Solução que não dispõem sequer os candidatos a prefeito que insistem em fazer campanha nas favelas, a maior parte repelida ou sujeita a pedir licença aos dois lados. É a falência do estado de Direito.
Guerra aberta
Demorou pouco. A ex-ministra do Meio Ambiente, Marina Silva, deflagrou as hostilidades. Não contra seu sucessor, Carlos Minc, mas contra o ministro do Futuro, doublé de coordenador do programa Amazônia Sustentável, Mangabeira Unger.
Afirmou a senadora, em artigo assinado na imprensa, que Mangabeira exprime um retrocesso e uma contradição, falta ao respeito com a sociedade, o Congresso e o governo quando declara não serem para valer as leis de proteção ao meio ambiente, feitas apenas para enganar os estrangeiros.
Como Carlos Minc, mesmo em silêncio, joga no time de Marina Silva, humilhados que foram pela transferência de suas atribuições ao ministro do Futuro, caracteriza-se mais um racha no governo. Guido Mantega, ministro da Fazenda, e Henrique Meirelles, presidente do Banco Central, andam às turras. O mesmo acontece com Tarso Genro, ministro da Justiça, e Nelson Jobim, ministro da Defesa.
Reinhold Stephanes, ministro da Agricultura, bate de frente com Celso Amorim, ministro das Relações Exteriores. Edison Lobão, ministro de Minas e Energia, enfrenta Dilma Rousseff, chefe da Casa Civil, acolitada pelo presidente da Petrobrás. Entre outras seqüelas.
A gente se pergunta quando o presidente Lula dará ordem unida ao seu batalhão, se é que tudo não faz parte de sua estratégia, aquela do dividir para reinar. Pode ser se for, depois de conhecidos os resultados das eleições de outubro...
A grande surpresa
Em política, as coisas mudam, mas, no reverso da medalha, muitas vezes continuam até o fim como apareceram. Um dos maiores fenômenos das campanhas municipais, até agora, tem seu epicentro em Belo Horizonte. A candidata Jô Moraes, do PC do B, lidera desde o início as pesquisas para a prefeitura da capital mineira. Nada indica mudanças, pelo contrário, crescem seus percentuais de preferência populares.
Apesar de todo o apoio político e financeiro, o candidato Márcio Lacerda permanece amargando um terceiro lugar.

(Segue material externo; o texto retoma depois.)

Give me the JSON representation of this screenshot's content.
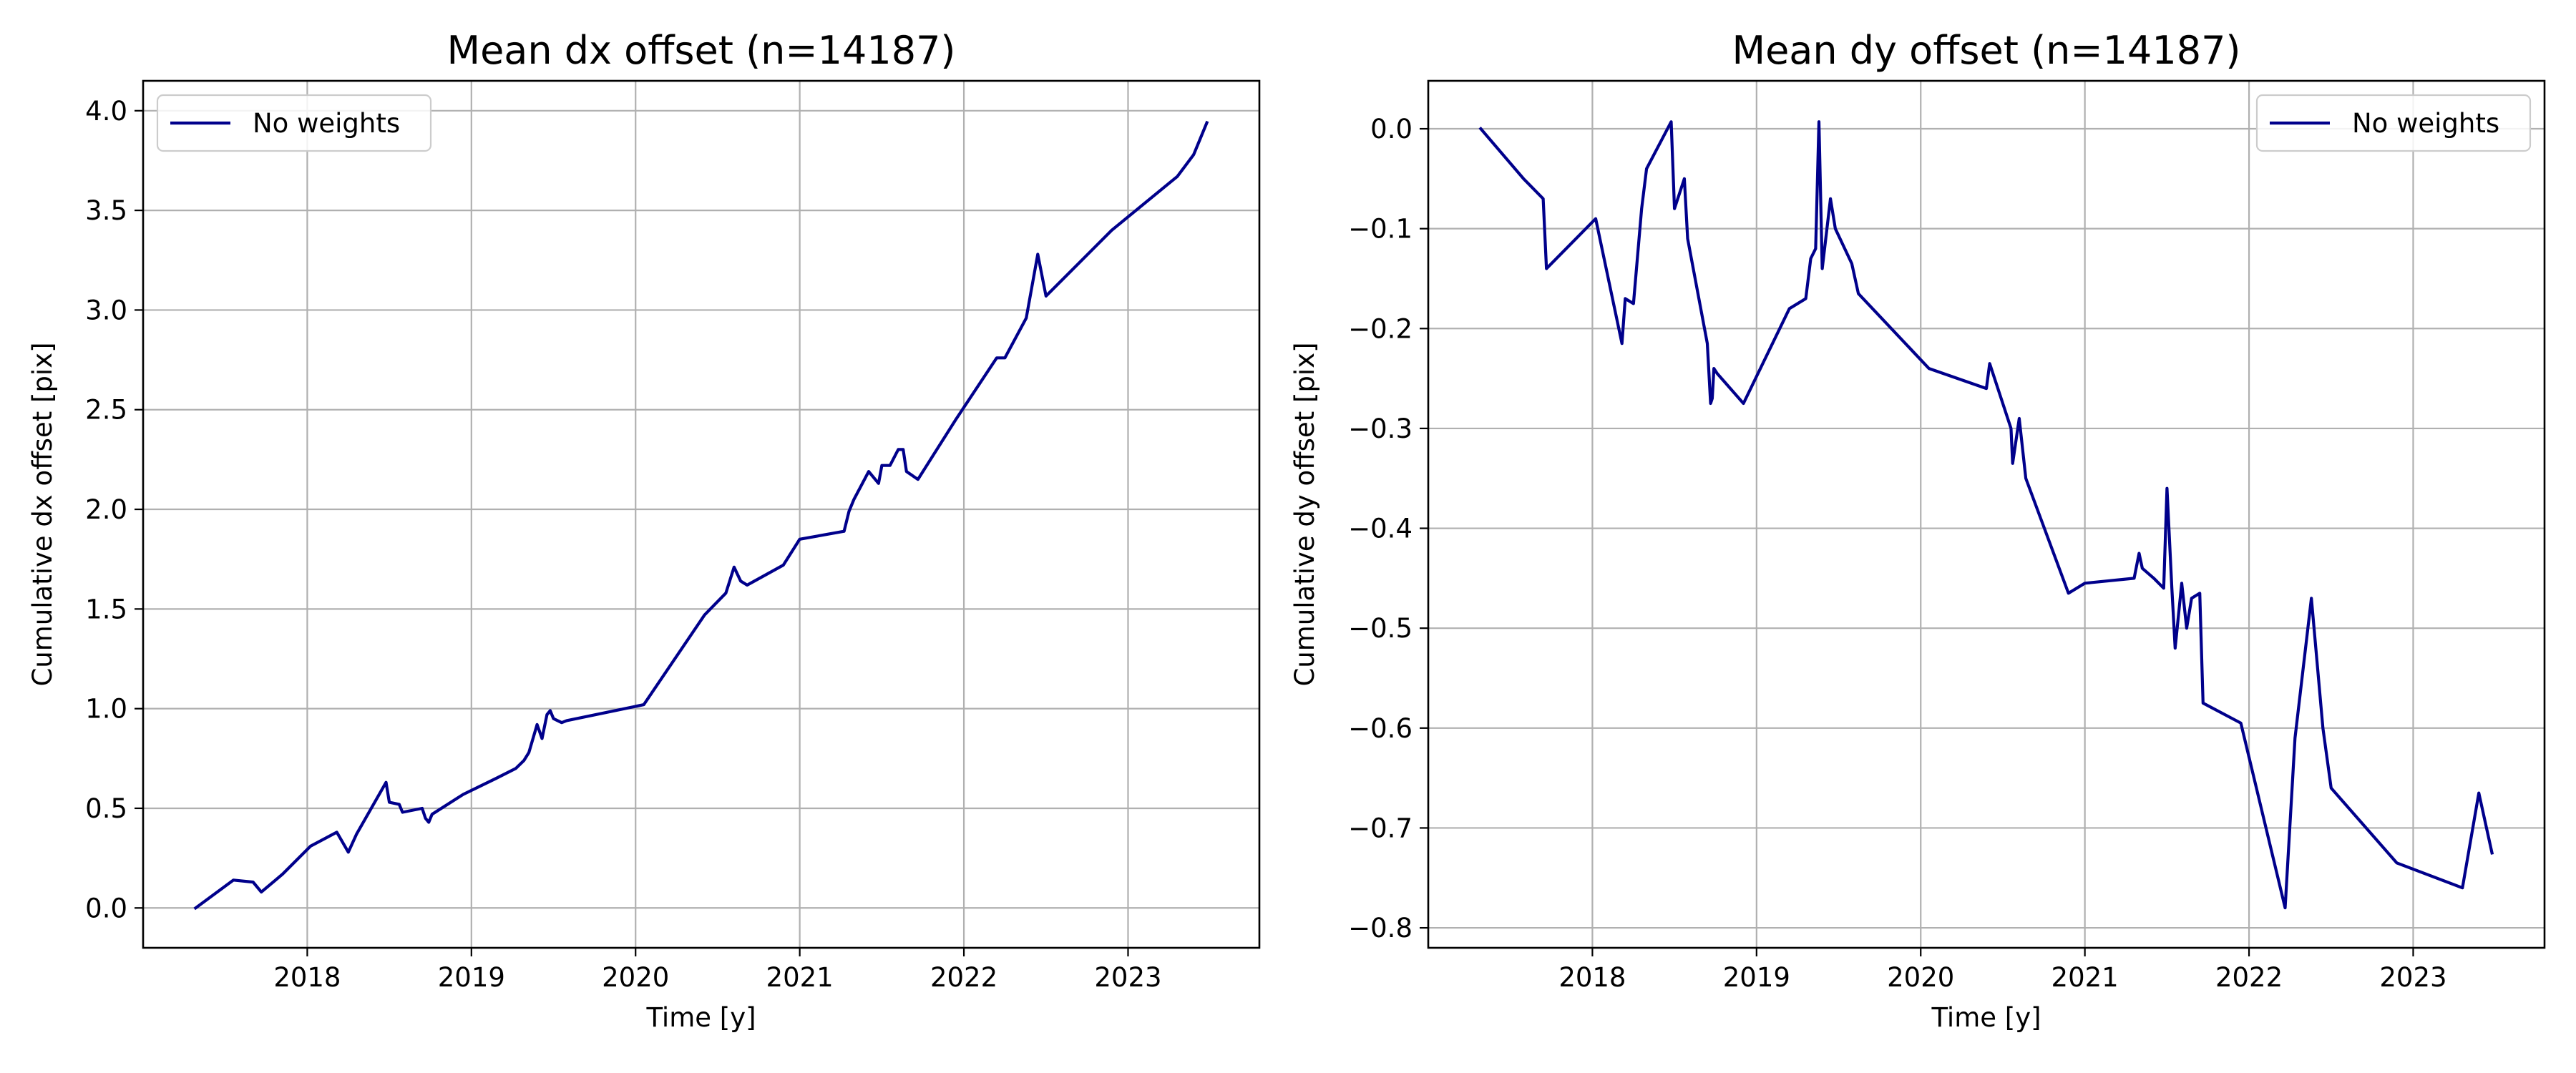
{
  "chart_data": [
    {
      "type": "line",
      "title": "Mean dx offset (n=14187)",
      "xlabel": "Time [y]",
      "ylabel": "Cumulative dx offset [pix]",
      "xlim": [
        2017.0,
        2023.8
      ],
      "ylim": [
        -0.2,
        4.15
      ],
      "xticks": [
        2018,
        2019,
        2020,
        2021,
        2022,
        2023
      ],
      "xtick_labels": [
        "2018",
        "2019",
        "2020",
        "2021",
        "2022",
        "2023"
      ],
      "yticks": [
        0.0,
        0.5,
        1.0,
        1.5,
        2.0,
        2.5,
        3.0,
        3.5,
        4.0
      ],
      "ytick_labels": [
        "0.0",
        "0.5",
        "1.0",
        "1.5",
        "2.0",
        "2.5",
        "3.0",
        "3.5",
        "4.0"
      ],
      "grid": true,
      "legend": "upper left",
      "series": [
        {
          "name": "No weights",
          "color": "#00008b",
          "x": [
            2017.32,
            2017.55,
            2017.67,
            2017.72,
            2017.85,
            2018.02,
            2018.18,
            2018.25,
            2018.3,
            2018.48,
            2018.5,
            2018.56,
            2018.58,
            2018.7,
            2018.72,
            2018.74,
            2018.76,
            2018.95,
            2019.15,
            2019.27,
            2019.32,
            2019.35,
            2019.4,
            2019.43,
            2019.46,
            2019.48,
            2019.5,
            2019.55,
            2019.58,
            2020.05,
            2020.42,
            2020.55,
            2020.6,
            2020.64,
            2020.68,
            2020.9,
            2021.0,
            2021.27,
            2021.3,
            2021.33,
            2021.42,
            2021.48,
            2021.5,
            2021.55,
            2021.6,
            2021.63,
            2021.65,
            2021.72,
            2021.95,
            2022.2,
            2022.25,
            2022.38,
            2022.45,
            2022.5,
            2022.9,
            2023.3,
            2023.4,
            2023.48
          ],
          "y": [
            0.0,
            0.14,
            0.13,
            0.08,
            0.17,
            0.31,
            0.38,
            0.28,
            0.37,
            0.63,
            0.53,
            0.52,
            0.48,
            0.5,
            0.45,
            0.43,
            0.47,
            0.57,
            0.65,
            0.7,
            0.74,
            0.78,
            0.92,
            0.85,
            0.97,
            0.99,
            0.95,
            0.93,
            0.94,
            1.02,
            1.47,
            1.58,
            1.71,
            1.64,
            1.62,
            1.72,
            1.85,
            1.89,
            1.99,
            2.05,
            2.19,
            2.13,
            2.22,
            2.22,
            2.3,
            2.3,
            2.19,
            2.15,
            2.45,
            2.76,
            2.76,
            2.96,
            3.28,
            3.07,
            3.4,
            3.67,
            3.78,
            3.94
          ]
        }
      ]
    },
    {
      "type": "line",
      "title": "Mean dy offset (n=14187)",
      "xlabel": "Time [y]",
      "ylabel": "Cumulative dy offset [pix]",
      "xlim": [
        2017.0,
        2023.8
      ],
      "ylim": [
        -0.82,
        0.048
      ],
      "xticks": [
        2018,
        2019,
        2020,
        2021,
        2022,
        2023
      ],
      "xtick_labels": [
        "2018",
        "2019",
        "2020",
        "2021",
        "2022",
        "2023"
      ],
      "yticks": [
        0.0,
        -0.1,
        -0.2,
        -0.3,
        -0.4,
        -0.5,
        -0.6,
        -0.7,
        -0.8
      ],
      "ytick_labels": [
        "0.0",
        "−0.1",
        "−0.2",
        "−0.3",
        "−0.4",
        "−0.5",
        "−0.6",
        "−0.7",
        "−0.8"
      ],
      "grid": true,
      "legend": "upper right",
      "series": [
        {
          "name": "No weights",
          "color": "#00008b",
          "x": [
            2017.32,
            2017.58,
            2017.7,
            2017.72,
            2018.02,
            2018.18,
            2018.2,
            2018.25,
            2018.3,
            2018.33,
            2018.48,
            2018.5,
            2018.56,
            2018.58,
            2018.7,
            2018.72,
            2018.73,
            2018.74,
            2018.76,
            2018.92,
            2019.2,
            2019.3,
            2019.33,
            2019.36,
            2019.38,
            2019.4,
            2019.45,
            2019.48,
            2019.58,
            2019.62,
            2020.05,
            2020.4,
            2020.42,
            2020.55,
            2020.56,
            2020.6,
            2020.64,
            2020.9,
            2021.0,
            2021.3,
            2021.33,
            2021.35,
            2021.42,
            2021.48,
            2021.5,
            2021.53,
            2021.55,
            2021.59,
            2021.62,
            2021.65,
            2021.7,
            2021.72,
            2021.95,
            2022.22,
            2022.28,
            2022.38,
            2022.45,
            2022.5,
            2022.9,
            2023.3,
            2023.4,
            2023.48
          ],
          "y": [
            0.0,
            -0.05,
            -0.07,
            -0.14,
            -0.09,
            -0.215,
            -0.17,
            -0.175,
            -0.08,
            -0.04,
            0.007,
            -0.08,
            -0.05,
            -0.11,
            -0.215,
            -0.275,
            -0.27,
            -0.24,
            -0.245,
            -0.275,
            -0.18,
            -0.17,
            -0.13,
            -0.12,
            0.007,
            -0.14,
            -0.07,
            -0.1,
            -0.135,
            -0.165,
            -0.24,
            -0.26,
            -0.235,
            -0.3,
            -0.335,
            -0.29,
            -0.35,
            -0.465,
            -0.455,
            -0.45,
            -0.425,
            -0.44,
            -0.45,
            -0.46,
            -0.36,
            -0.46,
            -0.52,
            -0.455,
            -0.5,
            -0.47,
            -0.465,
            -0.575,
            -0.595,
            -0.78,
            -0.61,
            -0.47,
            -0.6,
            -0.66,
            -0.735,
            -0.76,
            -0.665,
            -0.725
          ]
        }
      ]
    }
  ]
}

Tem resultado em nada o apoio do governador Aécio e do prefeito Pimentel, mais a aliança do PSDB com o PT.
A crônica tem registrado essas surpresas, desde que Jânio Quadros venceu a primeira disputa pela prefeitura de São Paulo, batendo todos os grandes partidos da época na campanha do "tostão contra o milhão". Pode acontecer a mesma coisa em Belo Horizonte, enganando-se quem supõe que o início da propaganda eleitoral gratuita mudará tudo. As telinhas e os microfones estarão abertos a todos.
Aém da Quarta Frota
A Quarta Frota da Marinha dos Estados Unidos não parece o maior problema que o Brasil enfrentará para afirmar soberania e interesses numa das maiores reservas de petróleo encontrado no planeta, ao largo de nosso litoral. É claro que Dona Condoleezza Rice já abriu o jogo, dizendo que essa nova expressão do poder naval americano servirá para garantir o abastecimento de petróleo para o seu país. Mesmo assim, surgem obstáculos maiores e mais sutis.
Quando a exploração começar, e vai demorar um pouco, quem estará dirigindo os trabalhos? Se for a Petrobrás, é bom prestar atenção no fato de que 51% de suas ações encontram-se na Bolsa de Nova York, em mãos de seus investidores, graças à manobra de lesa-pátria praticada no governo do sociólogo. Caso não concordem com uma ação estatizante de nossa parte, poderão simplesmente exigir o ressarcimento imediato dos valores aplicados. Seria um desastre para a Petrobrás.
A idéia da criação de uma nova empresa estatal, defendida pelo ministro das Minas e Energia, Edison Lobão, constitui uma tentativa de blindar a riqueza recém-descoberta. Por isso, encontra forte resistência, inclusive no governo. Enquanto o presidente Lula não decide, perdemos tempo.